A descoberta foi divulgada pela ESET, empresa líder em detecção proativa de ameaças, onde foi perceptível que havia uma brecha aonde os hackers poderiam ter acesso a qualquer conta sem necessitar de uma autorização prévia do dono, como normalmente acontece quando alguém tenta logar de algum equipamento novo.

De acordo com a empresa, essa falha estava relacionada ao campo de recuperação de senha do aplicativo, onde há a necessidade de digitar um código recebido via SMS para conseguir redefinir a palavra-chave. Esses seis números, normalmente, possuem uma validade de 10 minutos entre o tempo de recebimento e a digitação, porém esse período de expiração estava sendo uma porta de acesso aos invasores.

Para tentar tomar posse de contas alheias, era preciso digitar diversas combinações de 6 dígitos para forçar um ataque, mas utilizando endereços IP diferentes para dificultar o rastreamento, ou usando uma série de falhas no processo de programação do sistema, conhecido como condição de corrida (do inglês, race condition).

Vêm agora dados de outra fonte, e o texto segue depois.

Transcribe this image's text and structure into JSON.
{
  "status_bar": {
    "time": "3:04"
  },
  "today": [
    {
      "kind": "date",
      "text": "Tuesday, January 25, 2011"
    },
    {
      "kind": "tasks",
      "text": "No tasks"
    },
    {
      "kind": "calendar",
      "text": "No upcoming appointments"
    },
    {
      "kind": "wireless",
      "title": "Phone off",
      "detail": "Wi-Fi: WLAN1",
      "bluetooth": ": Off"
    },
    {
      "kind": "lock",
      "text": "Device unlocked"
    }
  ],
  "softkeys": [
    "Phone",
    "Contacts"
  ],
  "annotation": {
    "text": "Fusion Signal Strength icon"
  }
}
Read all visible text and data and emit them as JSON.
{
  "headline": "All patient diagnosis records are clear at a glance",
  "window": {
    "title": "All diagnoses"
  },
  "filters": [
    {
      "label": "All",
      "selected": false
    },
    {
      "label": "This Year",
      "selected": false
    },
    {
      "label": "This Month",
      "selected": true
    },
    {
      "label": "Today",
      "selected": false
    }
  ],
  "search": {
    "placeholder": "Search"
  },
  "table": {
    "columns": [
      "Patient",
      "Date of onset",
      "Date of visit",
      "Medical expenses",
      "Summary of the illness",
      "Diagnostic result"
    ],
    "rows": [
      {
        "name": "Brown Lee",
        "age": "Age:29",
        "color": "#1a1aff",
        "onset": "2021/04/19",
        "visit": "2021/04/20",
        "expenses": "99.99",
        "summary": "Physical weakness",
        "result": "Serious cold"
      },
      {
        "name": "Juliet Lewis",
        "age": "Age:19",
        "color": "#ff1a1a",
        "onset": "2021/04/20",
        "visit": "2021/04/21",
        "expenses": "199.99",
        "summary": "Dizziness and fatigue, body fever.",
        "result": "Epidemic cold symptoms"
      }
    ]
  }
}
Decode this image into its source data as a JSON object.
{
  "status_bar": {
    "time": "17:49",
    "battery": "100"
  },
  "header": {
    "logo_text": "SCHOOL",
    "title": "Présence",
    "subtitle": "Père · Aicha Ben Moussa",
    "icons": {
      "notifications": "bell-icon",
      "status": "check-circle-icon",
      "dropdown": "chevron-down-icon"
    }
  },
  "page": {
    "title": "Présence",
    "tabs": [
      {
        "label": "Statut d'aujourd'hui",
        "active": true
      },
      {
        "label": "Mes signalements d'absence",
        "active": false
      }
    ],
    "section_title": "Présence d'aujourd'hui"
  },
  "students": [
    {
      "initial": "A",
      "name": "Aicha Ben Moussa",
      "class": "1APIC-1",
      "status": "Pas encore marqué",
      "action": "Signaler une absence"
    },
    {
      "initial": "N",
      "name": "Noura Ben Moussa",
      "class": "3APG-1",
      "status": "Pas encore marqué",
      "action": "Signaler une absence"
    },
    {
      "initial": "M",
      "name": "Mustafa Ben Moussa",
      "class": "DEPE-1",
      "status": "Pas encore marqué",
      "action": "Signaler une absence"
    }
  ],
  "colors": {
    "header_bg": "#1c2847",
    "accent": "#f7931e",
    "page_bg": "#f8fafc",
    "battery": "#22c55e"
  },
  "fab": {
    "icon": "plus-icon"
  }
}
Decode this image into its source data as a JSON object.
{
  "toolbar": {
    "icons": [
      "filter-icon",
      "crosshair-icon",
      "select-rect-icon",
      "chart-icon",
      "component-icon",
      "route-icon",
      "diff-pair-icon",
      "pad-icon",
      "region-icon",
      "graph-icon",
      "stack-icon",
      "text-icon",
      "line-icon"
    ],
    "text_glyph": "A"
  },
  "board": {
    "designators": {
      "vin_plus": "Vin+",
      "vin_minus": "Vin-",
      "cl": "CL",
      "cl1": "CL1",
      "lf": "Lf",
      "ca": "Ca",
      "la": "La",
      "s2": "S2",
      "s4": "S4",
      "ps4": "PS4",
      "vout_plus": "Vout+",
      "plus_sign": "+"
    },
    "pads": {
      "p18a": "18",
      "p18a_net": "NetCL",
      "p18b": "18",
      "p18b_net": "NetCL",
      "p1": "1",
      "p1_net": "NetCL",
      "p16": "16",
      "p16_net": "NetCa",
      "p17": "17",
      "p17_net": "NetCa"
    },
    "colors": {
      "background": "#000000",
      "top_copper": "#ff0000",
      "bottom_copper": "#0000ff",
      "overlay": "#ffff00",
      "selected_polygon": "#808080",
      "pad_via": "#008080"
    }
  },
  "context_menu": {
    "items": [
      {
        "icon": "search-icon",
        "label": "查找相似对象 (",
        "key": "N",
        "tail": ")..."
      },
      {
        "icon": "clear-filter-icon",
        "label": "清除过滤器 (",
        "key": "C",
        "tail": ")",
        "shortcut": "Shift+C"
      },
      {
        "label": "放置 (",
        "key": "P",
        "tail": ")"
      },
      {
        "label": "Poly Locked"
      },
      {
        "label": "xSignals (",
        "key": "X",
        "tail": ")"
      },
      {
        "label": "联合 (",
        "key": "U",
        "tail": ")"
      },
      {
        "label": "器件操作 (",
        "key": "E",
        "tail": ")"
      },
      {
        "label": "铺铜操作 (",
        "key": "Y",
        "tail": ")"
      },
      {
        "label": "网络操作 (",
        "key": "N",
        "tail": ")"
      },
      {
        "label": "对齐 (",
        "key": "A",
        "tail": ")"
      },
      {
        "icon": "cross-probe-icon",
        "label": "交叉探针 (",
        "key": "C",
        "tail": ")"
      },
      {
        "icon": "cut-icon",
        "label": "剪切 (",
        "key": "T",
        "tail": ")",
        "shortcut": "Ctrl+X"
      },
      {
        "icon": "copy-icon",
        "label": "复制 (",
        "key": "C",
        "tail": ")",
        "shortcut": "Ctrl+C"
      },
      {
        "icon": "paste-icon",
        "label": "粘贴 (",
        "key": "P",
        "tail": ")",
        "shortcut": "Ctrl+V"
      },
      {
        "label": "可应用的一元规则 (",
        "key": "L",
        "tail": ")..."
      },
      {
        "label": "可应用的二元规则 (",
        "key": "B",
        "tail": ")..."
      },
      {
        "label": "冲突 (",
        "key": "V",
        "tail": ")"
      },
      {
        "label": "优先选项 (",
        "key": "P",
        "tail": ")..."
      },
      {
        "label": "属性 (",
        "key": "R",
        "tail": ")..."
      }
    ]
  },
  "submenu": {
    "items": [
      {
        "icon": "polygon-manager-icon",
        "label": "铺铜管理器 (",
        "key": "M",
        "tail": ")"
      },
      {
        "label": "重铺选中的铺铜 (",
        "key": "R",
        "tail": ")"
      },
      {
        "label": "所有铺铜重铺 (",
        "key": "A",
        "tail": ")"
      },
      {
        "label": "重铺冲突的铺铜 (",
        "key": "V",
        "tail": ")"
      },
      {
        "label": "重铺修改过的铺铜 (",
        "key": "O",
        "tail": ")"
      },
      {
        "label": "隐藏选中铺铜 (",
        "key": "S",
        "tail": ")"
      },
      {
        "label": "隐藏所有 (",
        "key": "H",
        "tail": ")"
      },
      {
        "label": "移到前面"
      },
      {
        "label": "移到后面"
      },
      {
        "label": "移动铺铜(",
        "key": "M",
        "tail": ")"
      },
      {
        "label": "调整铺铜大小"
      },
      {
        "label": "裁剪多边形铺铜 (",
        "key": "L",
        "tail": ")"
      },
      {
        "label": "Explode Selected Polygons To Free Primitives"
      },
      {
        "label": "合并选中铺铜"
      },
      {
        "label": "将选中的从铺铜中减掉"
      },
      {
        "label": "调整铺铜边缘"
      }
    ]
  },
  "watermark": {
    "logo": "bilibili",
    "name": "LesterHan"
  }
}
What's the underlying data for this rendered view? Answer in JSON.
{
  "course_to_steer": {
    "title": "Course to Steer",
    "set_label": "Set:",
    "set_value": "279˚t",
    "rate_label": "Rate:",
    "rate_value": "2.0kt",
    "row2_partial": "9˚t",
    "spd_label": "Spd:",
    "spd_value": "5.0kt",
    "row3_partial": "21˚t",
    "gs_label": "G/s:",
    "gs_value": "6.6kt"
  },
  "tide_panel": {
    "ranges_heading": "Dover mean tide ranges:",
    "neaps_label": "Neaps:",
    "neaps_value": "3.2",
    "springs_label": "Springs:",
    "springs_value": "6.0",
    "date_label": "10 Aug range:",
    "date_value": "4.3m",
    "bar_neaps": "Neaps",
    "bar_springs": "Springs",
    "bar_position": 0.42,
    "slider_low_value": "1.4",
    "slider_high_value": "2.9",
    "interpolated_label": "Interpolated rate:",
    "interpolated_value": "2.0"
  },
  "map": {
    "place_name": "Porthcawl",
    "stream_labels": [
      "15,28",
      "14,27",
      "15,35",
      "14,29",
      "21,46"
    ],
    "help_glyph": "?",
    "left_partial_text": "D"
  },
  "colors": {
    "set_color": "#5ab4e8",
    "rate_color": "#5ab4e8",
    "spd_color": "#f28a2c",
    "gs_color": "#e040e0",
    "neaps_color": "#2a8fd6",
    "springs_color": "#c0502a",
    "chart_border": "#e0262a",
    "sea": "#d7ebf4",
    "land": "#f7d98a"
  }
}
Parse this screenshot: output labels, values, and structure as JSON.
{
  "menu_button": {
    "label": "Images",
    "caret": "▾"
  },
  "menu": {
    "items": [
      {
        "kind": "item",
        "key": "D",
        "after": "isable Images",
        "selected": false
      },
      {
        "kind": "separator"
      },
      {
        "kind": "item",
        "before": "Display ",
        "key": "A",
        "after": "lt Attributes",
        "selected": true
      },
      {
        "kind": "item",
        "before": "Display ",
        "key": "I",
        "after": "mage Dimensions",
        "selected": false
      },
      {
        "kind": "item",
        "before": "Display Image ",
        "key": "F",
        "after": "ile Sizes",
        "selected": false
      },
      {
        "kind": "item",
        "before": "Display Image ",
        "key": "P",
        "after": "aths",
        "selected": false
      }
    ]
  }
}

"Esses casos servem como um exemplo para demonstrar que até mesmo grandes plataformas e serviços são vulneráveis a possíveis ataques e / ou falhas de segurança. Por isso é importante que não deixemos a segurança nas mãos daqueles que fornecem os serviços que nós usamos. É importante que, nós como usuários, façamos a nossa parte para reforçar a segurança, seja por meio do uso do duplo fator de autenticação, usando senhas exclusivas por serviço e também realizando outras ações que reforcem a internet segura", diz Camilo Gutierrez, Chefe do Laboratório de Pesquisa da ESET América Latina.

O pesquisador da ESET conseguiu realizar o sequestro de contas, mas o processo foi um pouco mais longo do que o imaginado, já que foi preciso enviar mais de 200 mil combinações até alcançar o número desejado. Porém, isso mostra o quanto é preciso manter os aplicativos sempre atualizado e fechar qualquer barreira que possa ser usada por hackers para invadir perfis e roubar dados.